Fastest way to check if each row contains some value in dataframe in R?

I have a dataframe with around 300000 rows and 600 columns. I want to remove all rows which contain a sting "NULL" in at-least one of the columns. How would I achieve it without using for loops for rows and columns?

Will datatables work faster than normal dataframe in such case?

Solution

We can use rowSums (should be fast)

df1[!rowSums(df1=='NULL'),]

Or another option is any with apply

df1[!apply(df1=='NULL', 1, any),]

If we need a data.table solution,

setDT(df1)[df1[,!Reduce(`+` , lapply(.SD, `==`, 'NULL'))]]

If we are reading the NULL elements as NA using na.strings='NULL' in theread.table/read.csv` (as mentioned by @Roland)

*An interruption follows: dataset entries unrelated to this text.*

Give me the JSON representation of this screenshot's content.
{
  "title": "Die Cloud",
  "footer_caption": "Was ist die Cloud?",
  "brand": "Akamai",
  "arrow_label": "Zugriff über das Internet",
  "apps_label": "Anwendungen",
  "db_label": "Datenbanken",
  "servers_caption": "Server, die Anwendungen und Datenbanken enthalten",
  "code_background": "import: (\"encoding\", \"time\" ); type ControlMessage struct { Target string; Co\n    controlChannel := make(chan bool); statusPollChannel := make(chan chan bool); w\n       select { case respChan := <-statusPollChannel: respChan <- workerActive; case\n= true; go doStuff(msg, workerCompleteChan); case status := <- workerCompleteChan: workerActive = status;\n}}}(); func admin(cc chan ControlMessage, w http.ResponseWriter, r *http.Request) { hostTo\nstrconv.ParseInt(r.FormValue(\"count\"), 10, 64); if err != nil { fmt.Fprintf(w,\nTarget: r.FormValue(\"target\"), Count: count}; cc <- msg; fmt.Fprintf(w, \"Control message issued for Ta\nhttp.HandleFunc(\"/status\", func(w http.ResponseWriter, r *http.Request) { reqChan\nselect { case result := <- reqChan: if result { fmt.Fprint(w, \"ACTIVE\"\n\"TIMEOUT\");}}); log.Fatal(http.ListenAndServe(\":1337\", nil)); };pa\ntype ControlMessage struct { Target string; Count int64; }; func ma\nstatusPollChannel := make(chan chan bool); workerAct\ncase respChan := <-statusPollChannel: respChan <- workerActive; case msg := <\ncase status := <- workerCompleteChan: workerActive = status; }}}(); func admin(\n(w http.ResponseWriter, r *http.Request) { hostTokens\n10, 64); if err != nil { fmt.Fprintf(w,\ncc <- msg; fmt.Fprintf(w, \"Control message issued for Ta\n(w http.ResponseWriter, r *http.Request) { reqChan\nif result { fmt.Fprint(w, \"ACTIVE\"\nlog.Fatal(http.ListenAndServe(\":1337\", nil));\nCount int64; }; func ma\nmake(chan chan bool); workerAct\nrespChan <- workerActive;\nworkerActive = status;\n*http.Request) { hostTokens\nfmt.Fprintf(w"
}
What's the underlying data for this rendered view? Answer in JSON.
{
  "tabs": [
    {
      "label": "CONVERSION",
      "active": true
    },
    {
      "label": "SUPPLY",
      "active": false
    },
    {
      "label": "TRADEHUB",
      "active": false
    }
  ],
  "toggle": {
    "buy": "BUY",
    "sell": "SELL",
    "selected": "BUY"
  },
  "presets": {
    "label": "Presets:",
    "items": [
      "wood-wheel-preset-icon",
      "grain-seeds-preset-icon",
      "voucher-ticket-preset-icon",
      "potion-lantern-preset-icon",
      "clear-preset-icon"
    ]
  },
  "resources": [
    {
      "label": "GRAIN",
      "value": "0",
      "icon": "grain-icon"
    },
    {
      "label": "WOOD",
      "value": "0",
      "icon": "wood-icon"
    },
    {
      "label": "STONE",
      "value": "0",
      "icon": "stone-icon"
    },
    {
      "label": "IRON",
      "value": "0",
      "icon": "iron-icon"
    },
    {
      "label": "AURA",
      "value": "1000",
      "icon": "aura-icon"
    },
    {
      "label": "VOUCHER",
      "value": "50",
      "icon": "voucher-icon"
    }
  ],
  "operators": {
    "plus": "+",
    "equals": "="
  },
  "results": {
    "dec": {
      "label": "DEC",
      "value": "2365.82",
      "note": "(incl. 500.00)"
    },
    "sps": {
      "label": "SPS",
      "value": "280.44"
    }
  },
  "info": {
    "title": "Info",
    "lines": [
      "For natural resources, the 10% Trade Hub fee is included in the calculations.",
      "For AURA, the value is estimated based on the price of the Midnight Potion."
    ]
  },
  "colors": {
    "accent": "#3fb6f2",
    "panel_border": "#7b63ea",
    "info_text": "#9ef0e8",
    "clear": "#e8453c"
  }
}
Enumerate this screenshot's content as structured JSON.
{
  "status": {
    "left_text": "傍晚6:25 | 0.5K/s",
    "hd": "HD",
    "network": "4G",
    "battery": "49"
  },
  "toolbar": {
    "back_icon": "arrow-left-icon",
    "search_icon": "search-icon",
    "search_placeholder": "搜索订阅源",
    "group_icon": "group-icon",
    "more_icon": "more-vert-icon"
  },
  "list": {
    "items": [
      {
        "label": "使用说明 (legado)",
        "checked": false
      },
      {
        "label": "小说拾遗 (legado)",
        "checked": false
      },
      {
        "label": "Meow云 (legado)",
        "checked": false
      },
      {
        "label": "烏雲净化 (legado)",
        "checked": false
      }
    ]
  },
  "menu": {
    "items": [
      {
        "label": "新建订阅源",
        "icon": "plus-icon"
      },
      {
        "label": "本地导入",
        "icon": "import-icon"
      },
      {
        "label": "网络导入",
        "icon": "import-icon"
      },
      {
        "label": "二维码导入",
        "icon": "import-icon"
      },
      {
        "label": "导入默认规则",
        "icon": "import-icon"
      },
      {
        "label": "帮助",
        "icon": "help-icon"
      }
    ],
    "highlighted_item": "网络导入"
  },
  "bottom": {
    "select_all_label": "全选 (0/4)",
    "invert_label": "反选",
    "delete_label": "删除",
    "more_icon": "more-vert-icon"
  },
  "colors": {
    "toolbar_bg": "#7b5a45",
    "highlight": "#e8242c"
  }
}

 setDT(df1)[df1[, !Reduce(`+`,lapply(.SD, is.na))]]

data

set.seed(24)
df1 <- data.frame(V1= sample(c(LETTERS[1:3],'NULL'), 20, replace=TRUE), 
        V2= sample(c(LETTERS[1:5], 'NULL'), 20, replace=TRUE),
       V3= sample(c(LETTERS[1:8], 'NULL'), 20, replace=TRUE), stringsAsFactors=FALSE)